Das ist für mich total aufregend. Aber dadurch, dass ich diese Lesereise mitgemacht habe und jeden Tag in einer anderen Stadt war, hab ich jetzt natürlich auch eine gewisse Sicherheit bekommen, wenn es ums Vortragen geht. Die ganz große Aufregung, die ich bei der Premiere hatte, ist mittlerweile nicht mehr da.
Du engagierst dich für den Bunker Valentin und arbeitest dort. Kannst du uns ein bisschen davon erzählen, was du da genau machst?
Ich mache vor allem Führungen und Seminare. Wenn es eine Führung ist, dann gebe ich den Leuten einen 90-Minuten-Überblick über die Geschichte und die Zusammenhänge des Ortes und versuche dabei auch Diskussionen anzustoßen. Bei den Seminaren ist es ähnlich, da hat man glücklicherweise aber drei Stunden Zeit, um sich mit dem Ort auseinanderzusetzen und man kann auch noch mal ein bisschen mehr in die Tiefe gehen. Die Seminare werden meistens von Schulklassen besucht oder auch von der Bundeswehr, das ist unterschiedlich.
Wie bist du denn zu der Arbeit im Bunker gekommen?
Durch eine Freundin, mit der ich zusammen Sport gemacht habe.

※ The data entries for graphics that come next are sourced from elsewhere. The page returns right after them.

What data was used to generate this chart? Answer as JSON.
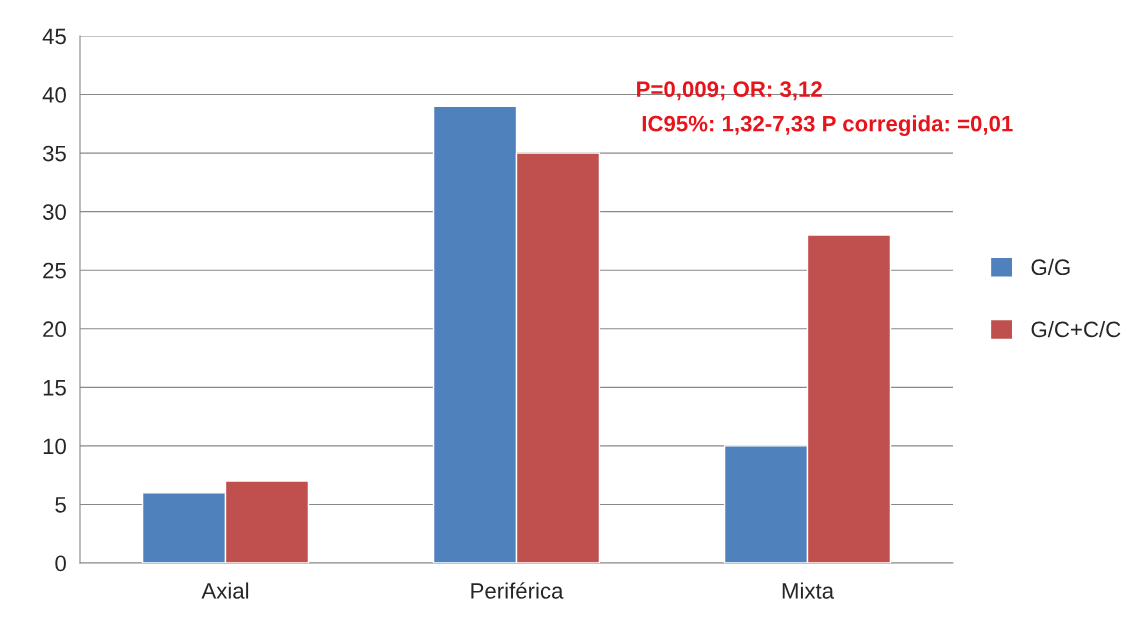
{
  "chart_data": {
    "type": "bar",
    "categories": [
      "Axial",
      "Periférica",
      "Mixta"
    ],
    "series": [
      {
        "name": "G/G",
        "color": "#4f81bd",
        "values": [
          6,
          39,
          10
        ]
      },
      {
        "name": "G/C+C/C",
        "color": "#c0504d",
        "values": [
          7,
          35,
          28
        ]
      }
    ],
    "ylim": [
      0,
      45
    ],
    "yticks": [
      0,
      5,
      10,
      15,
      20,
      25,
      30,
      35,
      40,
      45
    ],
    "grid": "y",
    "legend": "right",
    "annotations": [
      "P=0,009; OR: 3,12",
      "IC95%: 1,32-7,33 P corregida: =0,01"
    ]
  }
}
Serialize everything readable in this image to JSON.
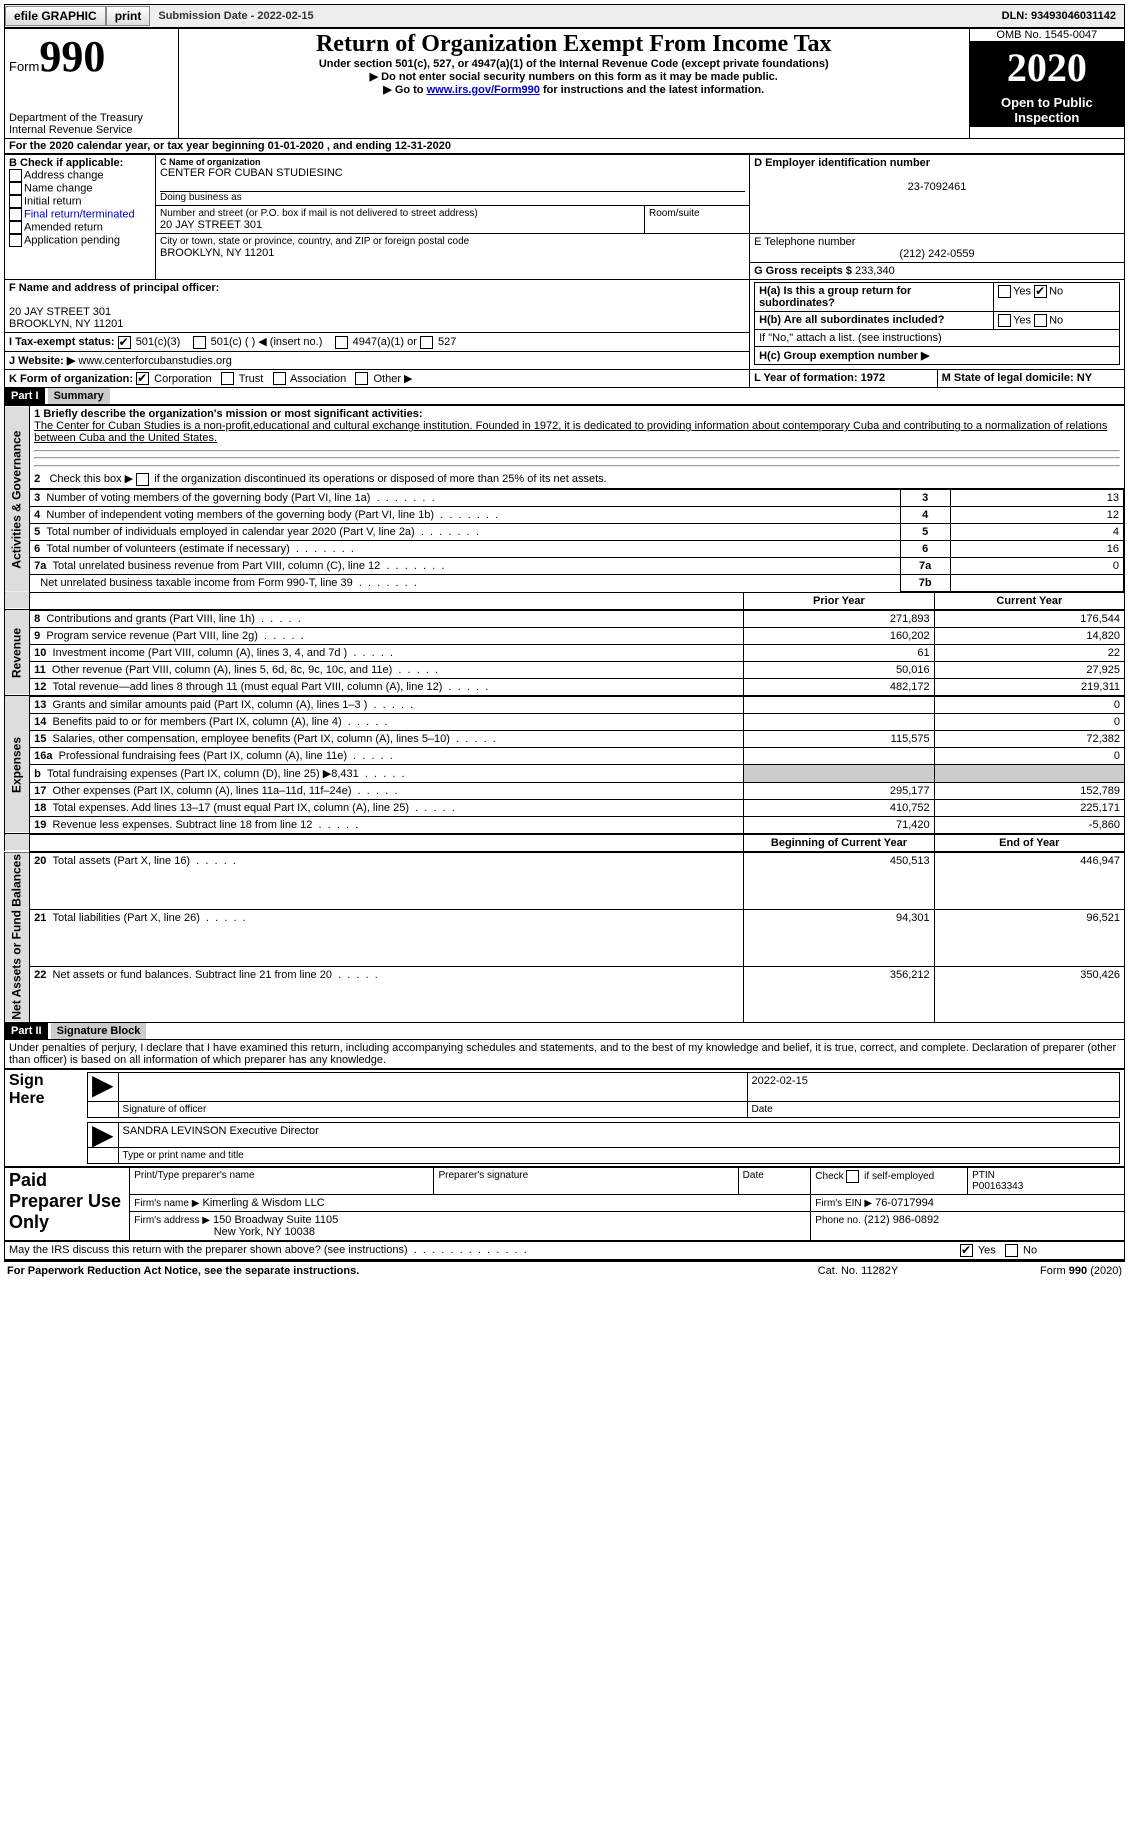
{
  "topbar": {
    "efile": "efile GRAPHIC",
    "print": "print",
    "submission_label": "Submission Date - 2022-02-15",
    "dln": "DLN: 93493046031142"
  },
  "header": {
    "form_label": "Form",
    "form_number": "990",
    "dept": "Department of the Treasury\nInternal Revenue Service",
    "title": "Return of Organization Exempt From Income Tax",
    "subtitle": "Under section 501(c), 527, or 4947(a)(1) of the Internal Revenue Code (except private foundations)",
    "note1": "▶ Do not enter social security numbers on this form as it may be made public.",
    "note2_pre": "▶ Go to ",
    "note2_link": "www.irs.gov/Form990",
    "note2_post": " for instructions and the latest information.",
    "omb": "OMB No. 1545-0047",
    "year": "2020",
    "open": "Open to Public Inspection"
  },
  "line_a": "For the 2020 calendar year, or tax year beginning 01-01-2020   , and ending 12-31-2020",
  "section_b": {
    "label": "B Check if applicable:",
    "items": [
      "Address change",
      "Name change",
      "Initial return",
      "Final return/terminated",
      "Amended return",
      "Application pending"
    ]
  },
  "section_c": {
    "name_label": "C Name of organization",
    "name": "CENTER FOR CUBAN STUDIESINC",
    "dba_label": "Doing business as",
    "street_label": "Number and street (or P.O. box if mail is not delivered to street address)",
    "room_label": "Room/suite",
    "street": "20 JAY STREET 301",
    "city_label": "City or town, state or province, country, and ZIP or foreign postal code",
    "city": "BROOKLYN, NY  11201"
  },
  "section_d": {
    "label": "D Employer identification number",
    "value": "23-7092461"
  },
  "section_e": {
    "label": "E Telephone number",
    "value": "(212) 242-0559"
  },
  "section_g": {
    "label": "G Gross receipts $",
    "value": "233,340"
  },
  "section_f": {
    "label": "F Name and address of principal officer:",
    "line1": "20 JAY STREET 301",
    "line2": "BROOKLYN, NY  11201"
  },
  "section_h": {
    "a_label": "H(a)  Is this a group return for subordinates?",
    "b_label": "H(b)  Are all subordinates included?",
    "b_note": "If \"No,\" attach a list. (see instructions)",
    "c_label": "H(c)  Group exemption number ▶",
    "yes": "Yes",
    "no": "No"
  },
  "section_i": {
    "label": "I    Tax-exempt status:",
    "opt1": "501(c)(3)",
    "opt2": "501(c) (  ) ◀ (insert no.)",
    "opt3": "4947(a)(1) or",
    "opt4": "527"
  },
  "section_j": {
    "label": "J    Website: ▶",
    "value": "www.centerforcubanstudies.org"
  },
  "section_k": {
    "label": "K Form of organization:",
    "opt1": "Corporation",
    "opt2": "Trust",
    "opt3": "Association",
    "opt4": "Other ▶"
  },
  "section_l": {
    "label": "L Year of formation: 1972"
  },
  "section_m": {
    "label": "M State of legal domicile: NY"
  },
  "part1": {
    "label": "Part I",
    "title": "Summary"
  },
  "summary": {
    "q1_label": "1  Briefly describe the organization's mission or most significant activities:",
    "q1_text": "The Center for Cuban Studies is a non-profit,educational and cultural exchange institution. Founded in 1972, it is dedicated to providing information about contemporary Cuba and contributing to a normalization of relations between Cuba and the United States.",
    "q2": "2   Check this box ▶       if the organization discontinued its operations or disposed of more than 25% of its net assets.",
    "lines": [
      {
        "n": "3",
        "text": "Number of voting members of the governing body (Part VI, line 1a)",
        "box": "3",
        "val": "13"
      },
      {
        "n": "4",
        "text": "Number of independent voting members of the governing body (Part VI, line 1b)",
        "box": "4",
        "val": "12"
      },
      {
        "n": "5",
        "text": "Total number of individuals employed in calendar year 2020 (Part V, line 2a)",
        "box": "5",
        "val": "4"
      },
      {
        "n": "6",
        "text": "Total number of volunteers (estimate if necessary)",
        "box": "6",
        "val": "16"
      },
      {
        "n": "7a",
        "text": "Total unrelated business revenue from Part VIII, column (C), line 12",
        "box": "7a",
        "val": "0"
      },
      {
        "n": "",
        "text": "Net unrelated business taxable income from Form 990-T, line 39",
        "box": "7b",
        "val": ""
      }
    ],
    "colheaders": {
      "prior": "Prior Year",
      "current": "Current Year"
    },
    "sidelabels": {
      "gov": "Activities & Governance",
      "rev": "Revenue",
      "exp": "Expenses",
      "net": "Net Assets or Fund Balances"
    },
    "revenue": [
      {
        "n": "8",
        "text": "Contributions and grants (Part VIII, line 1h)",
        "prior": "271,893",
        "current": "176,544"
      },
      {
        "n": "9",
        "text": "Program service revenue (Part VIII, line 2g)",
        "prior": "160,202",
        "current": "14,820"
      },
      {
        "n": "10",
        "text": "Investment income (Part VIII, column (A), lines 3, 4, and 7d )",
        "prior": "61",
        "current": "22"
      },
      {
        "n": "11",
        "text": "Other revenue (Part VIII, column (A), lines 5, 6d, 8c, 9c, 10c, and 11e)",
        "prior": "50,016",
        "current": "27,925"
      },
      {
        "n": "12",
        "text": "Total revenue—add lines 8 through 11 (must equal Part VIII, column (A), line 12)",
        "prior": "482,172",
        "current": "219,311"
      }
    ],
    "expenses": [
      {
        "n": "13",
        "text": "Grants and similar amounts paid (Part IX, column (A), lines 1–3 )",
        "prior": "",
        "current": "0"
      },
      {
        "n": "14",
        "text": "Benefits paid to or for members (Part IX, column (A), line 4)",
        "prior": "",
        "current": "0"
      },
      {
        "n": "15",
        "text": "Salaries, other compensation, employee benefits (Part IX, column (A), lines 5–10)",
        "prior": "115,575",
        "current": "72,382"
      },
      {
        "n": "16a",
        "text": "Professional fundraising fees (Part IX, column (A), line 11e)",
        "prior": "",
        "current": "0"
      },
      {
        "n": "b",
        "text": "Total fundraising expenses (Part IX, column (D), line 25) ▶8,431",
        "prior": "SHADE",
        "current": "SHADE"
      },
      {
        "n": "17",
        "text": "Other expenses (Part IX, column (A), lines 11a–11d, 11f–24e)",
        "prior": "295,177",
        "current": "152,789"
      },
      {
        "n": "18",
        "text": "Total expenses. Add lines 13–17 (must equal Part IX, column (A), line 25)",
        "prior": "410,752",
        "current": "225,171"
      },
      {
        "n": "19",
        "text": "Revenue less expenses. Subtract line 18 from line 12",
        "prior": "71,420",
        "current": "-5,860"
      }
    ],
    "netheaders": {
      "begin": "Beginning of Current Year",
      "end": "End of Year"
    },
    "netassets": [
      {
        "n": "20",
        "text": "Total assets (Part X, line 16)",
        "prior": "450,513",
        "current": "446,947"
      },
      {
        "n": "21",
        "text": "Total liabilities (Part X, line 26)",
        "prior": "94,301",
        "current": "96,521"
      },
      {
        "n": "22",
        "text": "Net assets or fund balances. Subtract line 21 from line 20",
        "prior": "356,212",
        "current": "350,426"
      }
    ]
  },
  "part2": {
    "label": "Part II",
    "title": "Signature Block"
  },
  "sig": {
    "declaration": "Under penalties of perjury, I declare that I have examined this return, including accompanying schedules and statements, and to the best of my knowledge and belief, it is true, correct, and complete. Declaration of preparer (other than officer) is based on all information of which preparer has any knowledge.",
    "signhere": "Sign Here",
    "sig_officer": "Signature of officer",
    "date_label": "Date",
    "date": "2022-02-15",
    "name_title": "SANDRA LEVINSON  Executive Director",
    "type_label": "Type or print name and title",
    "paid": "Paid Preparer Use Only",
    "print_label": "Print/Type preparer's name",
    "prep_sig_label": "Preparer's signature",
    "check_self": "Check        if self-employed",
    "ptin_label": "PTIN",
    "ptin": "P00163343",
    "firm_name_label": "Firm's name     ▶",
    "firm_name": "Kimerling & Wisdom LLC",
    "firm_ein_label": "Firm's EIN ▶",
    "firm_ein": "76-0717994",
    "firm_addr_label": "Firm's address ▶",
    "firm_addr1": "150 Broadway Suite 1105",
    "firm_addr2": "New York, NY  10038",
    "phone_label": "Phone no.",
    "phone": "(212) 986-0892",
    "may_irs": "May the IRS discuss this return with the preparer shown above? (see instructions)",
    "yes": "Yes",
    "no": "No"
  },
  "footer": {
    "paperwork": "For Paperwork Reduction Act Notice, see the separate instructions.",
    "cat": "Cat. No. 11282Y",
    "form": "Form 990 (2020)"
  }
}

Sie hat den Denkort mit aufgebaut, war von Anfang an dabei und hat das Konzept mitentwickelt. Irgendwann hat sie mich dann gefragt, ob ich mir denn vorstellen könnte, dort Führungen zu machen. Das war 2013, also sogar noch bevor der Denkort überhaupt eröffnet wurde. Zu dem Zeitpunkt gab es da einfach nur Matsch und ein paar Wege und wir sind da irgendwie so durchgekrabbelt mit den Schülergruppen. Natürlich gab es auch eine kleine Aufwandsentschädigung, was nicht schlecht ist, wenn man Student ist. Aber dass ich da so dabei geblieben bin und auch so viel Energie und Zeit reingesteckt habe, das hing natürlich auch damit zusammen, dass ich es wichtig finde, mich antifaschistisch zu engagieren.
Wann ist denn die Idee entstanden, über das, was damals beim Bunker Valentin geschehen ist, ein Buch zu machen?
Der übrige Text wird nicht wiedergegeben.